5.5 The 'nature' of the conduct and the 'impact of harm or risk of harm' added together give a score of seven. This places the penalty in Band 'C', as directed by the Guidance.
5.6 We and the firm agree the financial penalty to be in Band C1, which determines a basic penalty of 1.6% of annual domestic turnover (firms).
5.7 The latest declared annual domestic turnover, to be used in the calculation of the financial penalty, is £367,017.
5.8 The basic penalty is therefore £5,872 (£367,017 x 1.6/100).
5.9 We have also considered mitigating factors and consider that the basic penalty should be discounted by twenty percent. This is to take account of the following factors as indicated by the Guidance:
- FWRA and PCPs – the firm did have appropriate and compliant AML documents in place from February 2023.
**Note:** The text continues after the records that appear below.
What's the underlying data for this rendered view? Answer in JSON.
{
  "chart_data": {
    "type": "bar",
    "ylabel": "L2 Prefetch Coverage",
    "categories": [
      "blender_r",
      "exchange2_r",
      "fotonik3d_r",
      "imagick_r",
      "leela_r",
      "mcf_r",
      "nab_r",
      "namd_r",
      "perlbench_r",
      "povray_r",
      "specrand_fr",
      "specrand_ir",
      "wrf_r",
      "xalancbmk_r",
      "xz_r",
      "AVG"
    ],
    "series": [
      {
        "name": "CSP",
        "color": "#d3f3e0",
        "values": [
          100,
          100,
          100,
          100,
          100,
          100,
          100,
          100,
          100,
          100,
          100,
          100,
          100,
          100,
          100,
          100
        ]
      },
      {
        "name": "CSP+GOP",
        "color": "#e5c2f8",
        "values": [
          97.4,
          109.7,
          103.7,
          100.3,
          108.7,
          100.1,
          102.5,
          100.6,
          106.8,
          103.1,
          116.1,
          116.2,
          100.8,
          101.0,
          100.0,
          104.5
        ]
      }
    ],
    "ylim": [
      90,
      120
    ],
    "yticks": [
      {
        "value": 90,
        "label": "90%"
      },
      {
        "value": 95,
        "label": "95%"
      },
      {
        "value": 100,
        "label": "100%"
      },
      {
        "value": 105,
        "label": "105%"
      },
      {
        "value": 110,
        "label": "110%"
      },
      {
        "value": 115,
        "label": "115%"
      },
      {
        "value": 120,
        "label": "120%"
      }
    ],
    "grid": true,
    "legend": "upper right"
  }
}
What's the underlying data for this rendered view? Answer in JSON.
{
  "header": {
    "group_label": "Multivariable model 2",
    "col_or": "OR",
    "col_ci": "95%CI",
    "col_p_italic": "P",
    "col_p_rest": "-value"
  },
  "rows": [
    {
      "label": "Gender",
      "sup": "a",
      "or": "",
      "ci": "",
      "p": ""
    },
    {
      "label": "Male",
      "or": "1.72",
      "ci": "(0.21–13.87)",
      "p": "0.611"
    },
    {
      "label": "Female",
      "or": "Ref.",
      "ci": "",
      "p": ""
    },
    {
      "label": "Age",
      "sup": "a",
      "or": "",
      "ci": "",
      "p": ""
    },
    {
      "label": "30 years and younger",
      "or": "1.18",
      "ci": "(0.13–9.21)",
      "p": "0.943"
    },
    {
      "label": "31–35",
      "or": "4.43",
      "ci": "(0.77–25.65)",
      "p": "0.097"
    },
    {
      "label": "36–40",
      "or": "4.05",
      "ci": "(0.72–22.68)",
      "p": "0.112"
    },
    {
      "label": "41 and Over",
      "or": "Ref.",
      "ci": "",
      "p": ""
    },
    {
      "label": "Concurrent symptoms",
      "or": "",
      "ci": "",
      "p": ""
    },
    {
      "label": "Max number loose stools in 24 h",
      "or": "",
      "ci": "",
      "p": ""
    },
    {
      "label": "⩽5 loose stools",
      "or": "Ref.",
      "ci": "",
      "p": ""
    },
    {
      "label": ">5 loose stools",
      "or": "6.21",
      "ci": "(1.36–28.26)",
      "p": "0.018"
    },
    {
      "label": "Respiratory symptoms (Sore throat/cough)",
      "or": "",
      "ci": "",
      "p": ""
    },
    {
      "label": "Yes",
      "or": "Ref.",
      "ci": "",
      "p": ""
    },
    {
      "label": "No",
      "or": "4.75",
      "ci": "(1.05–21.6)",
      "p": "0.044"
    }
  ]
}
- Remedy harm – the firm took steps to improve its FWRA in line with our guidance provided.
- Cooperating with the investigation – the firm has cooperated with the SRA's AML Proactive Supervision team and AML Investigation teams.
5.10 The adjusted penalty is therefore £4,698.
5.11 The firm does not appear to have made any financial gain or received any other benefit as a result of its conduct. Therefore, no adjustment is necessary, and the financial penalty is £4,698.
6. Publication
6.1 Rule 9.2 of the SRA Regulatory and Disciplinary Procedure Rules states that any decision under Rule 3.1 or 3.2, including a Financial Penalty, shall be published unless the particular circumstances outweigh the public interest in publication.
6.2 The SRA considers it appropriate that this agreement is published as there are no circumstances that outweigh the public interest in publication and it is in the interest of transparency in the regulatory and disciplinary process.
7. Acting in a way which is inconsistent with this agreement
7.1 The firm agrees that it will not act in any way which is inconsistent with this agreement, such as by denying responsibility for the conduct referred to above. This may result in a further disciplinary sanction.
7.2 Acting in a way which is inconsistent with this agreement may also constitute a separate breach of Principles 1, 2 and 5 of the Principles and paragraph 3.2 of the Code of Conduct for Firms.
8. Costs
8.1 The firm agrees to pay the costs of the SRA's investigation in the sum of £600. Such costs are due within 28 days of a statement of costs due being issued by the SRA.